German bank lowers 2 key rates Pleas from abroad prompt moves

July 02, 1993|By New York Times News Service

BONN, Germany -- The German central bank lowered two key interest rates yesterday, answering calls from President Clinton and European leaders to loosen the monetary reins in Europe's largest and most depressed economy.

The Bundesbank's moves, which were made at a meeting in the economically devastated eastern German city of Leipzig, also took Chancellor Helmut Kohl off the hook on the issue of high German interest rates in advance of next week's summit meeting in Tokyo of the seven leading industrial nations.

The bank's central council reduced the discount rate -- the rate it charges commercial banks for short-term loans -- to 6.75 percent, from 7.25 percent, the lowest level since early 1991.

It also cut a second measure, the Lombard rate, which acts as a ceiling on money market interest, to 8.25 percent, from 8.5 percent.

The decision yesterday to reduce both rates was the fifth in a series of reductions that began in September, when they were at post-World War II highs of 8.75 percent and 9.75 percent, respectively.

"The money market can no longer say we have a high interest rate policy," said Dr. Helmut Schlesinger, who as president of the Bundesbank since 1991 has been criticized throughout Europe and in Britain for having waited far too long to bring rates down, and then for reducing rates only in modest steps.

"Everyone understands that the G-7 governments want to see lower German interest rates," said Peter Pietsch, an economist with Commerzbank A.G. in Frankfurt, referring to the Group of Seven industrial nations.

"I think today's step is a reasonable effort to meet those concerns and will be a positive contribution to the Tokyo summit," he said.

The bank had made its last cut on April 22, before a series of pessimistic economic forecasts predicting that German economic activity would shrink by more than 2 percent this year and drag the rest of Europe down.

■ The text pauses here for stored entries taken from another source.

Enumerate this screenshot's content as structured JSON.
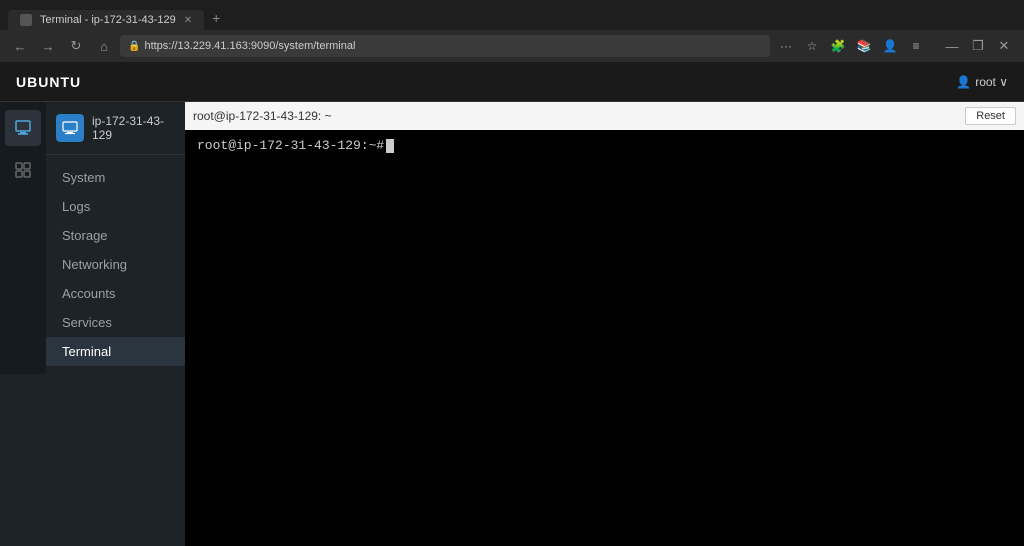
{
  "browser": {
    "tab_label": "Terminal - ip-172-31-43-129",
    "url": "https://13.229.41.163:9090/system/terminal",
    "new_tab_icon": "+",
    "back_icon": "←",
    "forward_icon": "→",
    "refresh_icon": "↻",
    "home_icon": "⌂",
    "lock_icon": "🔒",
    "more_icon": "···",
    "bookmark_icon": "☆",
    "extensions_icon": "🧩",
    "sidebar_icon": "📚",
    "menu_icon": "≡",
    "window_min": "—",
    "window_max": "❐",
    "window_close": "✕"
  },
  "app": {
    "brand": "UBUNTU",
    "user_menu": "root ∨"
  },
  "left_panel": {
    "device_name": "ip-172-31-43-129",
    "nav_items": [
      {
        "label": "System",
        "id": "system",
        "active": false
      },
      {
        "label": "Logs",
        "id": "logs",
        "active": false
      },
      {
        "label": "Storage",
        "id": "storage",
        "active": false
      },
      {
        "label": "Networking",
        "id": "networking",
        "active": false
      },
      {
        "label": "Accounts",
        "id": "accounts",
        "active": false
      },
      {
        "label": "Services",
        "id": "services",
        "active": false
      },
      {
        "label": "Terminal",
        "id": "terminal",
        "active": true
      }
    ]
  },
  "terminal": {
    "header_title": "root@ip-172-31-43-129: ~",
    "reset_button": "Reset",
    "prompt_line": "root@ip-172-31-43-129:~#"
  }
}
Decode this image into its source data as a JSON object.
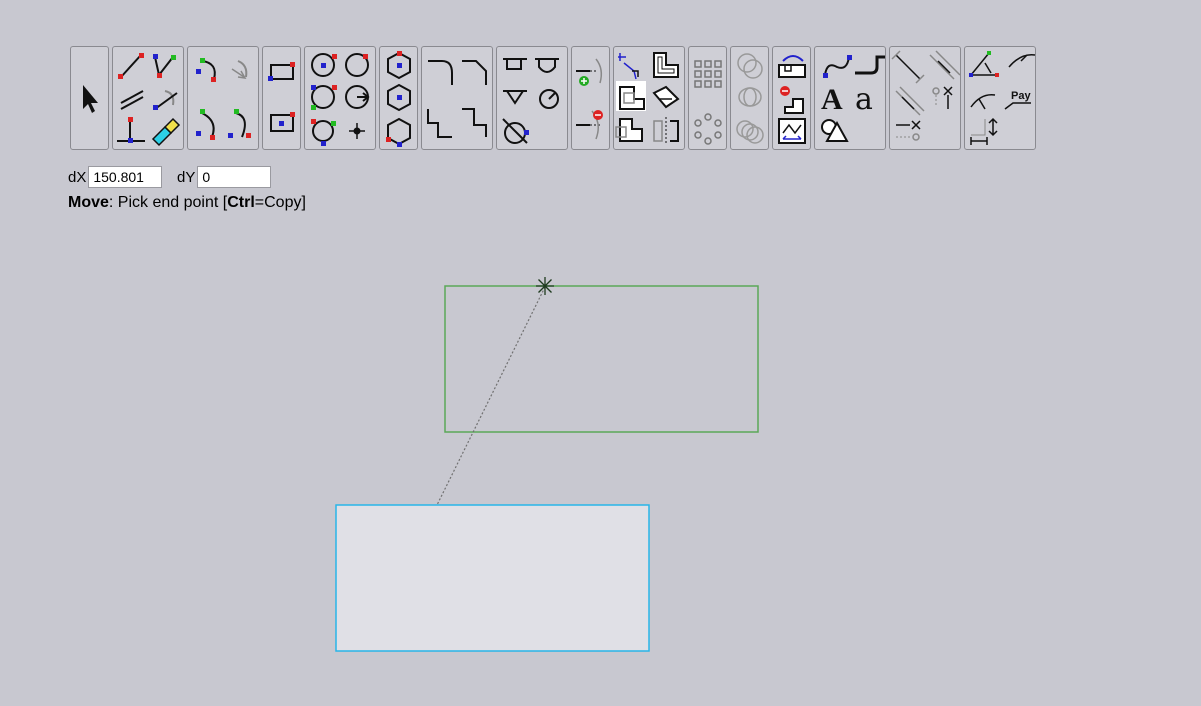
{
  "toolbar": {
    "groups": [
      {
        "id": "select",
        "icons": [
          "pointer-icon"
        ]
      },
      {
        "id": "lines",
        "icons": [
          "line-icon",
          "polyline-icon",
          "parallel-line-icon",
          "tangent-line-icon",
          "perpendicular-line-icon",
          "freehand-pencil-icon"
        ]
      },
      {
        "id": "arcs",
        "icons": [
          "arc-3point-icon",
          "arc-center-icon",
          "arc-start-end-icon",
          "arc-tangent-icon"
        ]
      },
      {
        "id": "rectangles",
        "icons": [
          "rectangle-corners-icon",
          "rectangle-center-icon"
        ]
      },
      {
        "id": "circles",
        "icons": [
          "circle-center-icon",
          "circle-3point-icon",
          "circle-2point-icon",
          "circle-radius-icon",
          "circle-tangent-icon",
          "point-icon"
        ]
      },
      {
        "id": "polygons",
        "icons": [
          "hexagon-center-icon",
          "hexagon-inscribed-icon",
          "hexagon-edge-icon"
        ]
      },
      {
        "id": "fillets",
        "icons": [
          "fillet-icon",
          "chamfer-icon",
          "corner-icon",
          "corner-trim-icon"
        ]
      },
      {
        "id": "grooves",
        "icons": [
          "slot-icon",
          "u-slot-icon",
          "v-groove-icon",
          "keyhole-icon",
          "circle-cut-icon"
        ]
      },
      {
        "id": "extend",
        "icons": [
          "extend-add-icon",
          "trim-remove-icon"
        ]
      },
      {
        "id": "boolean",
        "icons": [
          "move-copy-icon",
          "outline-icon",
          "union-icon",
          "rotate-shape-icon",
          "subtract-icon",
          "mirror-icon"
        ]
      },
      {
        "id": "arrays",
        "icons": [
          "rect-array-icon",
          "polar-array-icon"
        ]
      },
      {
        "id": "offset",
        "icons": [
          "offset-icon",
          "offset-inner-icon",
          "offset-multiple-icon"
        ]
      },
      {
        "id": "edit",
        "icons": [
          "convert-icon",
          "delete-node-icon",
          "fit-icon"
        ]
      },
      {
        "id": "text",
        "icons": [
          "bezier-icon",
          "path-icon",
          "text-sans-icon",
          "text-serif-icon",
          "shapes-icon"
        ]
      },
      {
        "id": "constraints",
        "icons": [
          "distance-constraint-icon",
          "parallel-constraint-icon",
          "tangent-constraint-icon",
          "point-on-constraint-icon",
          "horizontal-constraint-icon"
        ]
      },
      {
        "id": "dimensions",
        "icons": [
          "angle-dimension-icon",
          "radius-dimension-icon",
          "arc-dimension-icon",
          "pay-label-icon",
          "linear-dimension-icon"
        ]
      }
    ],
    "pay_label": "Pay",
    "text_sans_glyph": "A",
    "text_serif_glyph": "a"
  },
  "coords": {
    "dx_label": "dX",
    "dx_value": "150.801",
    "dy_label": "dY",
    "dy_value": "0"
  },
  "status": {
    "command": "Move",
    "prompt": ": Pick end point [",
    "modifier": "Ctrl",
    "suffix": "=Copy]"
  },
  "colors": {
    "background": "#c8c8d0",
    "ghost_outline": "#5aa858",
    "selected_outline": "#29b6e8",
    "selected_fill": "#e0e0e6",
    "guide_line": "#707070"
  }
}
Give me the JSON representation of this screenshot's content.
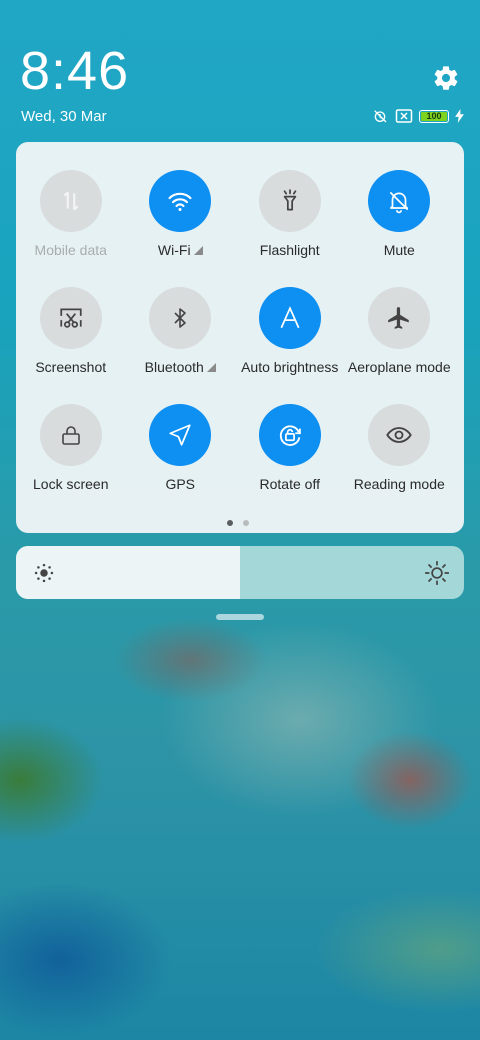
{
  "status_bar": {
    "time": "8:46",
    "date": "Wed, 30 Mar",
    "battery_level": "100",
    "icons": [
      "alarm-off-icon",
      "sim-missing-icon",
      "battery-icon",
      "charging-icon"
    ]
  },
  "settings_icon": "gear-icon",
  "quick_settings": {
    "tiles": [
      {
        "label": "Mobile data",
        "icon": "mobile-data-icon",
        "active": false,
        "disabled": true
      },
      {
        "label": "Wi-Fi",
        "icon": "wifi-icon",
        "active": true
      },
      {
        "label": "Flashlight",
        "icon": "flashlight-icon",
        "active": false
      },
      {
        "label": "Mute",
        "icon": "mute-icon",
        "active": true
      },
      {
        "label": "Screenshot",
        "icon": "screenshot-icon",
        "active": false
      },
      {
        "label": "Bluetooth",
        "icon": "bluetooth-icon",
        "active": false
      },
      {
        "label": "Auto brightness",
        "icon": "auto-brightness-icon",
        "active": true
      },
      {
        "label": "Aeroplane mode",
        "icon": "airplane-icon",
        "active": false
      },
      {
        "label": "Lock screen",
        "icon": "lock-icon",
        "active": false
      },
      {
        "label": "GPS",
        "icon": "gps-icon",
        "active": true
      },
      {
        "label": "Rotate off",
        "icon": "rotate-lock-icon",
        "active": true
      },
      {
        "label": "Reading mode",
        "icon": "eye-icon",
        "active": false
      }
    ],
    "page_count": 2,
    "current_page": 1
  },
  "brightness": {
    "level": 0.5
  },
  "colors": {
    "accent": "#0e8ff2",
    "tile_off": "#d8dcdd",
    "panel": "#f1f6f7"
  }
}
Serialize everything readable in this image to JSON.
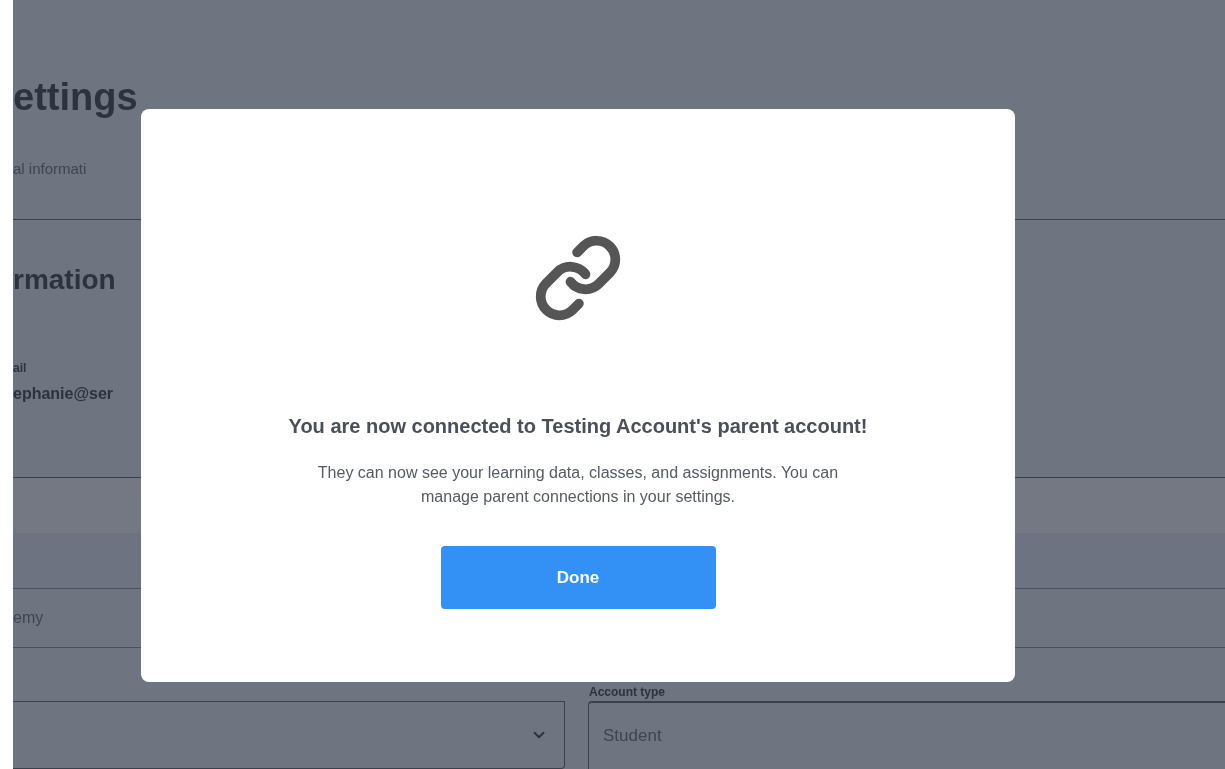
{
  "page": {
    "title": "ettings",
    "tab": "al informati",
    "section_heading": "rmation",
    "email": {
      "label": "ail",
      "value": "ephanie@ser"
    },
    "school_field": {
      "value": "emy"
    },
    "account_type": {
      "label": "Account type",
      "value": "Student"
    }
  },
  "modal": {
    "heading": "You are now connected to Testing Account's parent account!",
    "message": "They can now see your learning data, classes, and assignments. You can manage parent connections in your settings.",
    "button": "Done"
  }
}
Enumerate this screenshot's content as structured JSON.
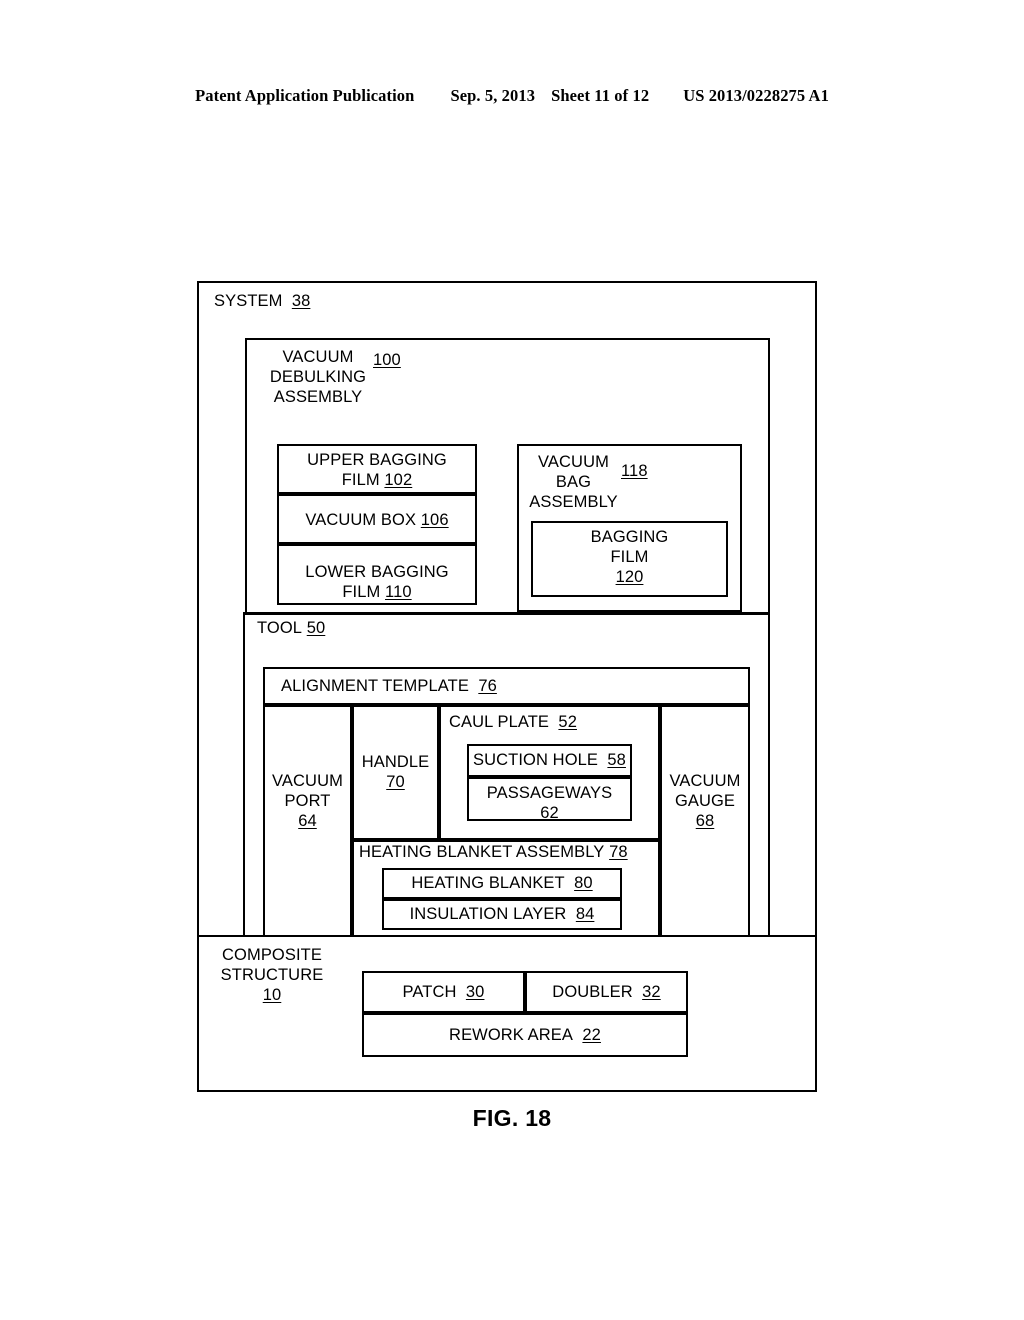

Mr. Clinton had pleaded Wednesday for a further reduction. "I think the German central bank should continue to lower interest rates there so that all of us together can expand this economy," he said at a photo session with congressional leaders in Washington. The White House welcomed the bank's announcement yesterday.

Financial and monetary analysts had been expecting a further move by the bank, and in anticipation the dollar had surged -- to 1.7103 marks on the currency markets in Frankfurt yesterday, 7.3 percent higher than its value at the beginning of June.

After the announcement, the dollar retreated somewhat, to 1.7055 marks in late trading in Frankfurt.

Since the Bundesbank was considered unlikely to make any further decisions on interest rates until the end of summer, other bankers thought any significant rise in the dollar's value would come only if the Federal Reserve Bank in Washington raised its discount rate, which is now 3 percent.

Since spring, the Bundesbank has had one eye on the effects in the currency markets of its decisions affecting the mark.

Mr. Schlesinger said yesterday that the bank was determined to preserve the currency's position as an anchor in the European monetary system, and analysts said that the reduction seemed unlikely to endanger it.